When, why and how should I use them?

You should use marks to separate the code of your source file into sections. These sections should represent logic units and/or group of declarations (outlets / functions) that are going with each other.

By grouping your code this way, you will often come to realize something doesn’t belong to any category: in this case, it probably belongs elsewhere than in this class, this is a good signal that you could refactor this function or piece of code into another file / class.

Additionally if you end up having groups named “utils” or “utilities”, it’s again a good signal a refactor is needed.

Finally in Xcode 11, the mini-map will highlight these marks, using them will therefore become more important than ever.

Difference between // MARK: and // MARK: –

The difference is subtle but exists, with the added - at the end of // MARK:, Xcode symbol explorer adds a separator before the mark, so when clicking on your symbols in this bar:

it will look like this:

instead of this:

I personally only use the // MARK: - syntax.

Create a snippet

Creating a Xcode snippet allows you to add marks faster and ensure you are using a consistent format thanks to auto-completion.

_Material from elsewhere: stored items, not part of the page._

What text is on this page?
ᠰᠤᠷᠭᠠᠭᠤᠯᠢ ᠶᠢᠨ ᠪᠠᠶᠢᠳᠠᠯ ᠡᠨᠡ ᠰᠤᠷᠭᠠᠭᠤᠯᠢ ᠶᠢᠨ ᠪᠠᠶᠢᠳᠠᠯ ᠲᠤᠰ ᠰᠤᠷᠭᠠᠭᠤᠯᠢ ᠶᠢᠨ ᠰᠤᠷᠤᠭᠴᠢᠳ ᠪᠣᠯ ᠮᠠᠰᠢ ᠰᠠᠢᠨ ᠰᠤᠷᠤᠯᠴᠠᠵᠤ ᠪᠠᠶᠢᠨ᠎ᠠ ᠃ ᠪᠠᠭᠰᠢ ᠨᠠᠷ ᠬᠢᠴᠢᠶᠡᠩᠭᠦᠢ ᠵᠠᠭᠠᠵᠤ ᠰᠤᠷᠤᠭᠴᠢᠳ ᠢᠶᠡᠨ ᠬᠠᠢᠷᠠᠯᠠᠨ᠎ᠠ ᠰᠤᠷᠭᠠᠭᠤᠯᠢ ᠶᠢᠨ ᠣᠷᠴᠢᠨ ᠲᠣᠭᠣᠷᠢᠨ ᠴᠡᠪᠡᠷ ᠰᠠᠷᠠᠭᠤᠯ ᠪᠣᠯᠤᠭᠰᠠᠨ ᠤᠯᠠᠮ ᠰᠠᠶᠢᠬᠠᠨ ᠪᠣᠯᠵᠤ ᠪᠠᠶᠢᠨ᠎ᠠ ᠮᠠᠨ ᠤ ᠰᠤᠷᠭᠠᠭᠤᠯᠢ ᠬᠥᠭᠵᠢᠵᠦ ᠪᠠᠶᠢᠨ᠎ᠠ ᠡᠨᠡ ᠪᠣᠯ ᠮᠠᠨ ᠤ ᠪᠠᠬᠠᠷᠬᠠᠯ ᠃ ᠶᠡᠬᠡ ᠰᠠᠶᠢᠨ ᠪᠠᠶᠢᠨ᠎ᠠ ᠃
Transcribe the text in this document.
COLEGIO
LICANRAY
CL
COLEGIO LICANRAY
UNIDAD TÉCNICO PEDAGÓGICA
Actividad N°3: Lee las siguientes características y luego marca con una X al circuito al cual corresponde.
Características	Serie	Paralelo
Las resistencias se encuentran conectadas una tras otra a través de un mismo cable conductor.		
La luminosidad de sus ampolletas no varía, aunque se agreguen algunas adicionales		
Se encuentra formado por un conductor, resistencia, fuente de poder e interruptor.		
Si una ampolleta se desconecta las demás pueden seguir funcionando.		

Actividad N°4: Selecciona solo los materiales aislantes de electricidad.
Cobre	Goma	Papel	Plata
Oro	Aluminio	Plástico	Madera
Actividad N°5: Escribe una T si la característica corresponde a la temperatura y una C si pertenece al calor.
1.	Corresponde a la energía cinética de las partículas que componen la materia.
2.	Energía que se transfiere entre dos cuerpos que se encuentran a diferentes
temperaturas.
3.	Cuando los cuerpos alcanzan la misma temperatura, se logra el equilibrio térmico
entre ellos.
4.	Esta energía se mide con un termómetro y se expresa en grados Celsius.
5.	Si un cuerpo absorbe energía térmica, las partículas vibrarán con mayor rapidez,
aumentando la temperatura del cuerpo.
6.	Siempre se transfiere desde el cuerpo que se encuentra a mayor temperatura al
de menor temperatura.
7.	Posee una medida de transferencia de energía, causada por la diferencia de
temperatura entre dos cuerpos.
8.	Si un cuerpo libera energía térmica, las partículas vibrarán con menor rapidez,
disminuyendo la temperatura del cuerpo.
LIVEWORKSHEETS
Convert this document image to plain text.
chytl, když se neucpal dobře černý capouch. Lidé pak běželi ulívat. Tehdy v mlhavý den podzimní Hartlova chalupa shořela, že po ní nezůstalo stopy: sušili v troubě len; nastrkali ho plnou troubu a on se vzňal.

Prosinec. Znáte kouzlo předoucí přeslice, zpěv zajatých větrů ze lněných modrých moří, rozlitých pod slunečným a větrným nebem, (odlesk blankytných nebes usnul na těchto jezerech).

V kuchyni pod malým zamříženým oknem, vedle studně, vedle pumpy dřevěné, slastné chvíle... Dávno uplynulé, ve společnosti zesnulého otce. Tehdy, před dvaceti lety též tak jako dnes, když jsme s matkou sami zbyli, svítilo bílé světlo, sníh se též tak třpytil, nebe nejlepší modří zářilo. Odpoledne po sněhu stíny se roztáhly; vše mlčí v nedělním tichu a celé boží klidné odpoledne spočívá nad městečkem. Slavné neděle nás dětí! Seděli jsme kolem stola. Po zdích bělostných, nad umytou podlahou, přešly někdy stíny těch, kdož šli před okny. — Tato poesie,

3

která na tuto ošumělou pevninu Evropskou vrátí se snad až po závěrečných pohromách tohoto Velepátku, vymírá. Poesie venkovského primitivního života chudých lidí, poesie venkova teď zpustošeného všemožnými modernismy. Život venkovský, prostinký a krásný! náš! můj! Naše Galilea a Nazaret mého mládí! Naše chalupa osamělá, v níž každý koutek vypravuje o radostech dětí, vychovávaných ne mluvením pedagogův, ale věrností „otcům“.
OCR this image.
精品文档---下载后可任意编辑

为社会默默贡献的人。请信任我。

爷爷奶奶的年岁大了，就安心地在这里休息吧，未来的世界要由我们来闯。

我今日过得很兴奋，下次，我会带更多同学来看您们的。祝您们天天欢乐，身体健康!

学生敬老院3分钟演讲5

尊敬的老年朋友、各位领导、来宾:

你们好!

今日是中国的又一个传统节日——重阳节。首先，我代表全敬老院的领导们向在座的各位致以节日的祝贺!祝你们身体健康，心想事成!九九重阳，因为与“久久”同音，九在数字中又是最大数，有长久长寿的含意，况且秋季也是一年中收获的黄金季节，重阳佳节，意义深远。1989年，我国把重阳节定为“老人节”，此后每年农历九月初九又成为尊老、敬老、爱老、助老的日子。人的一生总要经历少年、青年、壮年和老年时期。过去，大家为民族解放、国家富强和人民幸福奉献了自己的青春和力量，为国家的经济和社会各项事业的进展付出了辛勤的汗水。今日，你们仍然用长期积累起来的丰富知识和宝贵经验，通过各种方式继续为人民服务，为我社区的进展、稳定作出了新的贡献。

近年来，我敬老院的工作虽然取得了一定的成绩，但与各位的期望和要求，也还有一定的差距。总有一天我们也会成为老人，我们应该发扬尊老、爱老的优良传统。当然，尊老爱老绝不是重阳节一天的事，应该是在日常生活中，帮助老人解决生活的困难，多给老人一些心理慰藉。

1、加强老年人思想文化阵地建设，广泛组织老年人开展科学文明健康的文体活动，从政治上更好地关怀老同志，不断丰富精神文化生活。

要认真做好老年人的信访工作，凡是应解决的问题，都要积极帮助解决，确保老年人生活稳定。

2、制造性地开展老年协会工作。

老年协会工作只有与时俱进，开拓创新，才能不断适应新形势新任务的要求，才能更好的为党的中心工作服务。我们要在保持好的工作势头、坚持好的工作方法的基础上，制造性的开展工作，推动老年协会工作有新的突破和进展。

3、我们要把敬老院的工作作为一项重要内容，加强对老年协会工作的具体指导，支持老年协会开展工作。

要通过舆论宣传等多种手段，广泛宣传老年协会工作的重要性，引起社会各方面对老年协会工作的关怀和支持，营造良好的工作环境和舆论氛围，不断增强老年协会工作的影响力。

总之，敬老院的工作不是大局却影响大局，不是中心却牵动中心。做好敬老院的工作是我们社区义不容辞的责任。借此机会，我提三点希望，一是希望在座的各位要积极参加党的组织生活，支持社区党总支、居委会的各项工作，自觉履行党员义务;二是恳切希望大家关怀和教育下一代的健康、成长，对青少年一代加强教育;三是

To create a snippet in Xcode:

  1. from the status bar, click on “Editor” then “Create Code Snippet”
  2. give a name to your snippet (eg: MARK)
  3. Choose a “Completion Shortcut” keyword, I use lowercase “mark” so that writing the beginning of the word triggers the auto-completion
  4. Choose “All” for Completion Scopes
  5. Enter // MARK: - <#category#> in the text box

To use the snippet, start tapping “mark” in your code editor and let the auto-completion do the work.